With malicious hackers and malware infesting nearly every enterprise network these days, "jump boxes" have become very popular. A jump box is a specially secured computer that administrators must (or should) log on to in order to gain access to other computers and administrate them. The hope is that these jump boxes are specially secured -- and are less likely to get exploited by hackers or malware.
Jump boxes can decrease risk, but you need to implement their special protections properly. Many enterprises start with the best of intentions, but when I audit jump boxes, I often see a jumble of weak security policies and high-risk behaviors that make them just as insecure as a regular user's PC.
In the computer security world, a basic premise underlies setting up a "secure environment": Systems of lower trust should never be able to modify or control systems of higher trust or importance. Most jump boxes tend to break this basic rule because the computers people use to connect to jump boxes are less trustworthy than the jump boxes themselves.
Often, PCs that connect to jump boxes are open to the Internet all day long and can be as infected and exploited as any other computer in your environment. What good is a jump box if the computer connecting to it has a keylogging Trojan copying every password or smartcard token you use? Your jump box and the computer linking to it -- let's call it the "originating computer" for this discussion -- should both be highly secure systems.
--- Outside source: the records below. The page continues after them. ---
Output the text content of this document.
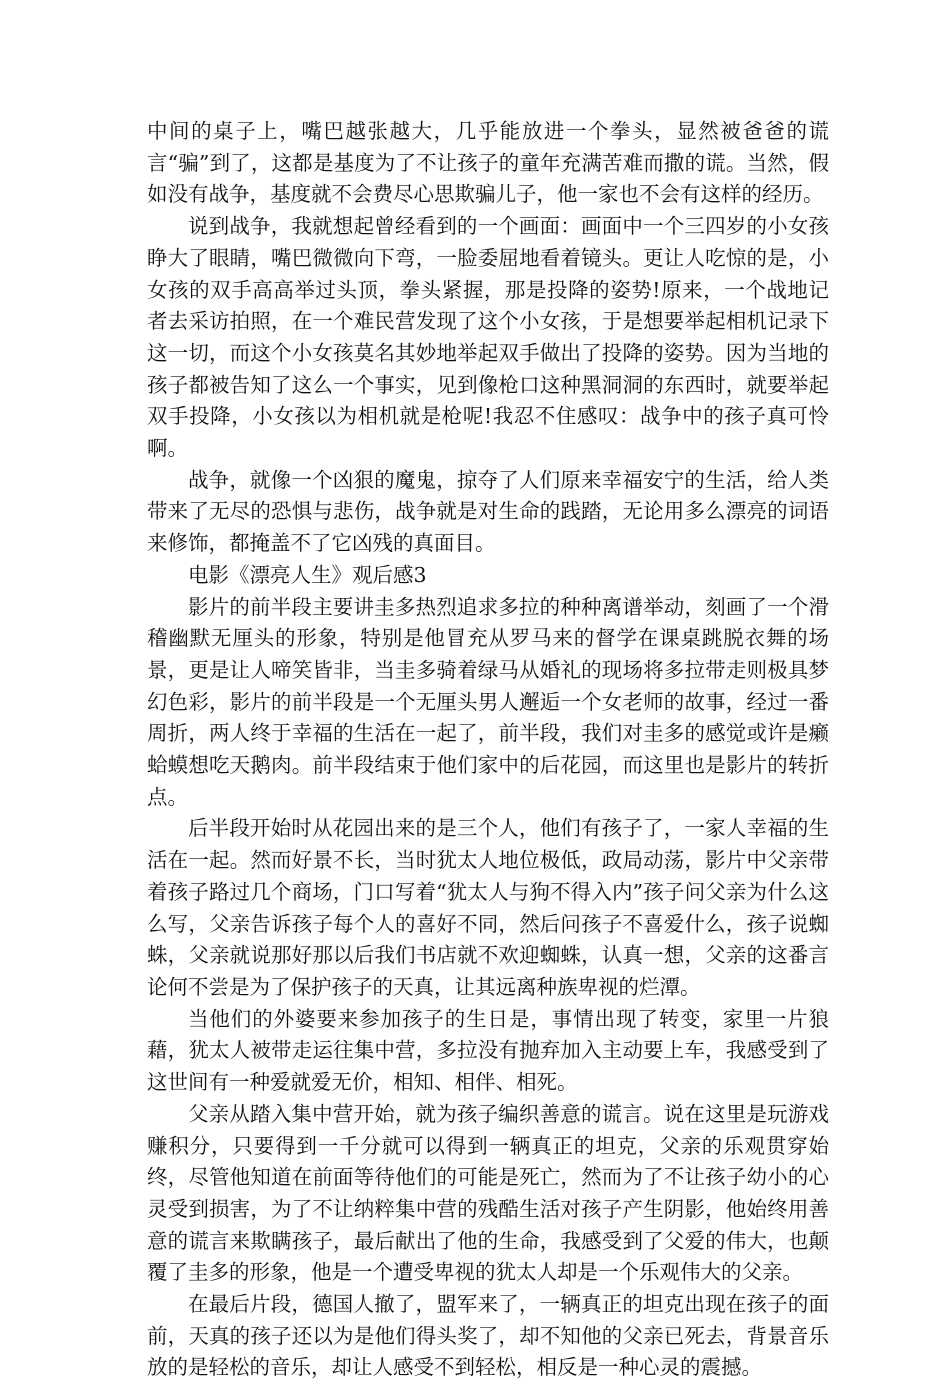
中间的桌子上，嘴巴越张越大，几乎能放进一个拳头，显然被爸爸的谎言“骗”到了，这都是基度为了不让孩子的童年充满苦难而撒的谎。当然，假如没有战争，基度就不会费尽心思欺骗儿子，他一家也不会有这样的经历。

说到战争，我就想起曾经看到的一个画面：画面中一个三四岁的小女孩睁大了眼睛，嘴巴微微向下弯，一脸委屈地看着镜头。更让人吃惊的是，小女孩的双手高高举过头顶，拳头紧握，那是投降的姿势!原来，一个战地记者去采访拍照，在一个难民营发现了这个小女孩，于是想要举起相机记录下这一切，而这个小女孩莫名其妙地举起双手做出了投降的姿势。因为当地的孩子都被告知了这么一个事实，见到像枪口这种黑洞洞的东西时，就要举起双手投降，小女孩以为相机就是枪呢!我忍不住感叹：战争中的孩子真可怜啊。

战争，就像一个凶狠的魔鬼，掠夺了人们原来幸福安宁的生活，给人类带来了无尽的恐惧与悲伤，战争就是对生命的践踏，无论用多么漂亮的词语来修饰，都掩盖不了它凶残的真面目。

电影《漂亮人生》观后感3

影片的前半段主要讲圭多热烈追求多拉的种种离谱举动，刻画了一个滑稽幽默无厘头的形象，特别是他冒充从罗马来的督学在课桌跳脱衣舞的场景，更是让人啼笑皆非，当圭多骑着绿马从婚礼的现场将多拉带走则极具梦幻色彩，影片的前半段是一个无厘头男人邂逅一个女老师的故事，经过一番周折，两人终于幸福的生活在一起了，前半段，我们对圭多的感觉或许是癞蛤蟆想吃天鹅肉。前半段结束于他们家中的后花园，而这里也是影片的转折点。

后半段开始时从花园出来的是三个人，他们有孩子了，一家人幸福的生活在一起。然而好景不长，当时犹太人地位极低，政局动荡，影片中父亲带着孩子路过几个商场，门口写着“犹太人与狗不得入内”孩子问父亲为什么这么写，父亲告诉孩子每个人的喜好不同，然后问孩子不喜爱什么，孩子说蜘蛛，父亲就说那好那以后我们书店就不欢迎蜘蛛，认真一想，父亲的这番言论何不尝是为了保护孩子的天真，让其远离种族卑视的烂潭。

当他们的外婆要来参加孩子的生日是，事情出现了转变，家里一片狼藉，犹太人被带走运往集中营，多拉没有抛弃加入主动要上车，我感受到了这世间有一种爱就爱无价，相知、相伴、相死。

父亲从踏入集中营开始，就为孩子编织善意的谎言。说在这里是玩游戏赚积分，只要得到一千分就可以得到一辆真正的坦克，父亲的乐观贯穿始终，尽管他知道在前面等待他们的可能是死亡，然而为了不让孩子幼小的心灵受到损害，为了不让纳粹集中营的残酷生活对孩子产生阴影，他始终用善意的谎言来欺瞒孩子，最后献出了他的生命，我感受到了父爱的伟大，也颠覆了圭多的形象，他是一个遭受卑视的犹太人却是一个乐观伟大的父亲。

在最后片段，德国人撤了，盟军来了，一辆真正的坦克出现在孩子的面前，天真的孩子还以为是他们得头奖了，却不知他的父亲已死去，背景音乐放的是轻松的音乐，却让人感受不到轻松，相反是一种心灵的震撼。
Here are the protective measures you should take for jump boxes and the systems that connect to them.
Most of today's operating systems and applications come fairly well secured. Don't mess it up. Consider configuring the originating computer and jump server with the "high security" settings if they exist. You want to enforce only the best and most secure protocols and options.
If you use regular passwords, they should be long and complex (15 characters or more). Try to require smartcards or other two-factor authentication methods for all elevated users. If you're managing multiple environments (that is, different forests), make sure logon credentials are not shared among environments. If you use smartcards, key fobs, or other two-factor authentication, make sure those aren't shared, either. Yes, it'll be harder to administrate multiple environments. But if you share that stuff, why have different environments in the first place?
No browsing the Internet
If I check your jump box and see it has a browser installed or can browse to the Internet unhindered, then you've failed the audit. Browsing the Internet is a high-risk activity that should not be allowed either on the jump box or the originating computer. I know many of you probably use your regular workstation to connect to jump boxes. This is a bad idea. Use a separate computer (or VM) to connect to your jump box. That originating computer should not be able to browse the Internet to any site; if you allow it to connect only to vendor sites and legitimate driver download sites, that's OK.